Две ночи он замечательно спал, впервые за долгое время.

Третью ночь, с первого на второе марта, спать не пришлось. Подняли внезапно среди ночи, часов около двух, велели одеться и повезли к Цепному мосту, в Департамент полиции. Думал спокойно: «В «комиссию», что ли? Пытать?» Давно ходили слухи, что в «комиссии» бывшего Третьего отделения происходят истязания: будто бы проваливается кусок паркета и над человеком, провалившимся наполовину, совершается экзекуция. Говорили, будто Каракозова пытали. Делается втайне. А зачем же еще среди ночи? С мыслями о возможных пытках Андрей свыкся давно. Споров об этом было много, большинство считало, что пыток все же нет, времена изменились, некоторая законность существует, но Андрей задавал себе вопрос: а что им делать, если попадется в руки такой господин, как я? Ведь ни словечка не скажу. Правда, и под пыткой не скажу. Но они-то, дураки, не знают.

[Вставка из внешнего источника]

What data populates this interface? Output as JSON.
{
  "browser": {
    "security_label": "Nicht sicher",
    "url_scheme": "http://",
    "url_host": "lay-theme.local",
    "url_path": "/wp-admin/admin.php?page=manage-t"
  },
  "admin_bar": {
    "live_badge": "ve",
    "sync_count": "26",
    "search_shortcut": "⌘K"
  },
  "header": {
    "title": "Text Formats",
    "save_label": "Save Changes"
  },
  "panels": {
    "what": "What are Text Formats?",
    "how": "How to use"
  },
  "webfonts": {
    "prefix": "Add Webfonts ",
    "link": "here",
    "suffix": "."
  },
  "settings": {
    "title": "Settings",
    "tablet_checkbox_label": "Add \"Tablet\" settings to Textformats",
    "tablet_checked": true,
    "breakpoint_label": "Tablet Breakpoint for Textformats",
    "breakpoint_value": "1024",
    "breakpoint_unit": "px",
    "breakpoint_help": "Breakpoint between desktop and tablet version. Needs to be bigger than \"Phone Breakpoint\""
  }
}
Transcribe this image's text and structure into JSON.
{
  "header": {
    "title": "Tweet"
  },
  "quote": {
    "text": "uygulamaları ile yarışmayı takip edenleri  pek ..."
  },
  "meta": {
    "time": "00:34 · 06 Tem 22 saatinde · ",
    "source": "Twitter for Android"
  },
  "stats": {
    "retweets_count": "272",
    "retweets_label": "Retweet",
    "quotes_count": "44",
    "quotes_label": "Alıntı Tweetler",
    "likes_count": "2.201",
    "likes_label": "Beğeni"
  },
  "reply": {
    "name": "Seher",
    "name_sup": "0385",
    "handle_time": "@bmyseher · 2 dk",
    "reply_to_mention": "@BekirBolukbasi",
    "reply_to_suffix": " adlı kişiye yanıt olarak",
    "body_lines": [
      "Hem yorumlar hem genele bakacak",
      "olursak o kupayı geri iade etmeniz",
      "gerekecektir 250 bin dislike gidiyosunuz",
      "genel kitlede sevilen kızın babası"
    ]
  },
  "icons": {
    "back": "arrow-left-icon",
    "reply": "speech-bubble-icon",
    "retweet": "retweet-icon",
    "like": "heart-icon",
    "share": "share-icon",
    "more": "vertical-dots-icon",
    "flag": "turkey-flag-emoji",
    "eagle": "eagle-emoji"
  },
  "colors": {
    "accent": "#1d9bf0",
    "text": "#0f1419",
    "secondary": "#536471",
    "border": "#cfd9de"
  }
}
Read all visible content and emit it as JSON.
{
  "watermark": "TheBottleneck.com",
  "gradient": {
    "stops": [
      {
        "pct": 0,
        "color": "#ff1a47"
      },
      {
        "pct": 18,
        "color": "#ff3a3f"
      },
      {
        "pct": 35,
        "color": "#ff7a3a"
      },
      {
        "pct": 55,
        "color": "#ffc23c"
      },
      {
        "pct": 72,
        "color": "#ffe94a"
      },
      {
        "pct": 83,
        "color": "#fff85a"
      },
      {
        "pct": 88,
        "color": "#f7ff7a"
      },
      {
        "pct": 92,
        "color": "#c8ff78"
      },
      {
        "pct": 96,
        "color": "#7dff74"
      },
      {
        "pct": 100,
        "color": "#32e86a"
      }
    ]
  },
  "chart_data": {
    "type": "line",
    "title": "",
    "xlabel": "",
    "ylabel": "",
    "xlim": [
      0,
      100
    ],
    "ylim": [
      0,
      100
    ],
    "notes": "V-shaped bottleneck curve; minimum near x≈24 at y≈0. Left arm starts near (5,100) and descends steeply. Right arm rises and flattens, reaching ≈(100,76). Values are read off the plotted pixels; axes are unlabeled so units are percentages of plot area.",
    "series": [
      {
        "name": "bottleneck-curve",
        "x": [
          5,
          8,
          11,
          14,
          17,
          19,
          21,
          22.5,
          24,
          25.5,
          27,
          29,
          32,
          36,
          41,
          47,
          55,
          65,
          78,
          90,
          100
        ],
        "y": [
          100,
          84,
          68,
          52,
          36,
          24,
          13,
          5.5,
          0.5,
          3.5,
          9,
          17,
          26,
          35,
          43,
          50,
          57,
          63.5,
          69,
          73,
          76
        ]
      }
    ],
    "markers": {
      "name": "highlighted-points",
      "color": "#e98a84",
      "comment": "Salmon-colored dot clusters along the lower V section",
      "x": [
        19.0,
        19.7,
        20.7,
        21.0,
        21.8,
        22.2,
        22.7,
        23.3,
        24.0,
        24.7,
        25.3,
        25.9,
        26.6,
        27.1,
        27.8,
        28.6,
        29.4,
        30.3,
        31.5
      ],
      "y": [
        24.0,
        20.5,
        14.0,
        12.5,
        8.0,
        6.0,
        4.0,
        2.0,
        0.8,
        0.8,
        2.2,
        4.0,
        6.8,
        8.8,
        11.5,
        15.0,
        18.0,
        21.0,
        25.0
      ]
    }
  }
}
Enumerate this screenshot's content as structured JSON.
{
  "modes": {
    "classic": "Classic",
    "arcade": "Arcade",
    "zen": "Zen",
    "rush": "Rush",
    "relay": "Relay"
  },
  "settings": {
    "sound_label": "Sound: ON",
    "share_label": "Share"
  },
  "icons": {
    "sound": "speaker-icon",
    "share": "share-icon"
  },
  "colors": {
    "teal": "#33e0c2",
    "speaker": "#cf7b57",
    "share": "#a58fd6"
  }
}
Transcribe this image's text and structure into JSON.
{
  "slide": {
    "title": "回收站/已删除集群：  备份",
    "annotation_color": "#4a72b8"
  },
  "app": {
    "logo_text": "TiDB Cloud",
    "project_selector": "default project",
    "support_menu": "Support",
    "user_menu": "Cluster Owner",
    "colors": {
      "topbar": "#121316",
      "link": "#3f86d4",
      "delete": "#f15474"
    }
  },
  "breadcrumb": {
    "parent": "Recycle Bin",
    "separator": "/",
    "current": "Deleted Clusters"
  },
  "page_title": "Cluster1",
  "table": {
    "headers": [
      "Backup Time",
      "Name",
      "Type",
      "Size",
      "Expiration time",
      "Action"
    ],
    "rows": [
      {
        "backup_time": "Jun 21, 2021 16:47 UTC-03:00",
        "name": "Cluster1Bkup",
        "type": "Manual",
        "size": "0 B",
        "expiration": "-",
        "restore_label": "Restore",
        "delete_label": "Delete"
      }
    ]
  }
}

Вот о чем он думал, качаясь в могильно-темной карете и с трудом отделываясь от сна. В комнате, куда ввели, сидел за столом старый генерал, смотревший, не мигая и очень пристально, весь сморщившись от пристальности, на входящего в дверь Андрея. Был генерал похож сморщенной мордочкой на комнатную собачку, из таких маленьких, противных. В комнате находились еще два чина, один жандарм, другой из судейских, а четвертый был знакомый, но уже безо всякой радости на лице, а наоборот, с окаменелой физиономией — Добржинский.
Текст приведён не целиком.